Designing the curriculum has come with a set of challenges, said Hannah Hofrichter, a Houston-based board member who works as a private tutor both in Jewish and secular subjects. The challenges include having to design a curriculum that will be taught completely online as well as having to do so prior to having an enrolled student body.
“We don’t necessarily know where the student body is coming, what their backgrounds are. It’s a lot of things that are a little bit up in the air,” said Hofrichter, who is still figuring out where her 7-year-old daughter will enroll in the fall.
Rank will soon be hiring four teachers and four instructors who can provide guidance during the beit midrash portion of the day (some of the roles could potentially overlap, he said). But the rabbi says he is not planning to be part of the staff in the fall. Instead, Rank will continue to run the religious school at Kehilat HaNahar, a Reconstructionist congregation in the Pennsylvania town of New Hope. That, too, will be completely virtual.
One significant difference between Yesod and a traditional day school is the tuition. Yesod will operate on a sliding scale model with the full recommended tuition at $10,000 per child per year, less than half the average cost of $22,910, according to Prizmah’s 2020 report.
“We will cost less than just about any day school option in the United States,” Rank said. “We will also cost basically what families can afford because we don’t want safety to have a hefty price tag.”
Those who cannot afford the recommended price will be able to pay less as well as receive financial aid. There will also be an option for parents to pay significantly less to just receive the curriculum and assignments and teach children on their own or participate in just some of the daily sessions.
Still, the model won’t be a threat to Jewish day schools in the long term, said a board member who asked to have her name withheld because she is employed by a Jewish day school.
“It doesn’t compete with an eight-hour school day where the parents drop the kids off and they’re actively engaged in either teacher-directed or student-directed learning all day,” she said. “This will require some parent engagement.”

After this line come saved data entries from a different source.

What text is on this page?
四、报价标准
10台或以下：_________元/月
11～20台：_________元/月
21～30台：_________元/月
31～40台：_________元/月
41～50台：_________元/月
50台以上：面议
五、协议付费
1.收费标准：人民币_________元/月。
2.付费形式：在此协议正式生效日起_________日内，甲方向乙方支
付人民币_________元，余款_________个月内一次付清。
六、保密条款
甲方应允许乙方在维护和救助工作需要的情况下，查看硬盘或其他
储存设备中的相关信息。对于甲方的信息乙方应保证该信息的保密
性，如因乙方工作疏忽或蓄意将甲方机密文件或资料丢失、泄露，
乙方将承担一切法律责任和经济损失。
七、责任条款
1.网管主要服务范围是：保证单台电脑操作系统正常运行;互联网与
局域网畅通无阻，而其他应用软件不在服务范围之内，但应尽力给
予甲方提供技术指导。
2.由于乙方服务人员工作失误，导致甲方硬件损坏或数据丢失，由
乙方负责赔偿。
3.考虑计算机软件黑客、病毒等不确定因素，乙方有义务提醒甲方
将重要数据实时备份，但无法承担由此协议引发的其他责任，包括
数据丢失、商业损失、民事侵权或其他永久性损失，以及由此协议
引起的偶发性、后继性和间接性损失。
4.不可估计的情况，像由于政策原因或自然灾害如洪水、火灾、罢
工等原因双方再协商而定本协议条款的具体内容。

Initially, Rank had planned for Yesod only to run for the upcoming academic year. But he says it may run longer depending on how the pandemic develops.
“As I’m learning that it’s likely that vaccines might not even be a full solution, at least the first vaccines that will come out, I wouldn’t be surprised if the coronavirus is going to change life for the next four years, so I wouldn’t be surprised if Yesod lasts at least four more years,” he said.
But does he see Yesod outliving the pandemic?
“It would be lovely to learn that it’s such a powerful experience for the students to be in the particular [cohorts] that they will be learning in that they will want to stay learning peers with the kids that they meet through Yesod, and it will be lovely if kids really adapt to learning online very well and responsibly,” Rank said.
“But if there’s a very good option for my kids one day learning in person in a Jewish day school, I would love for that experience to be possible for them, too.”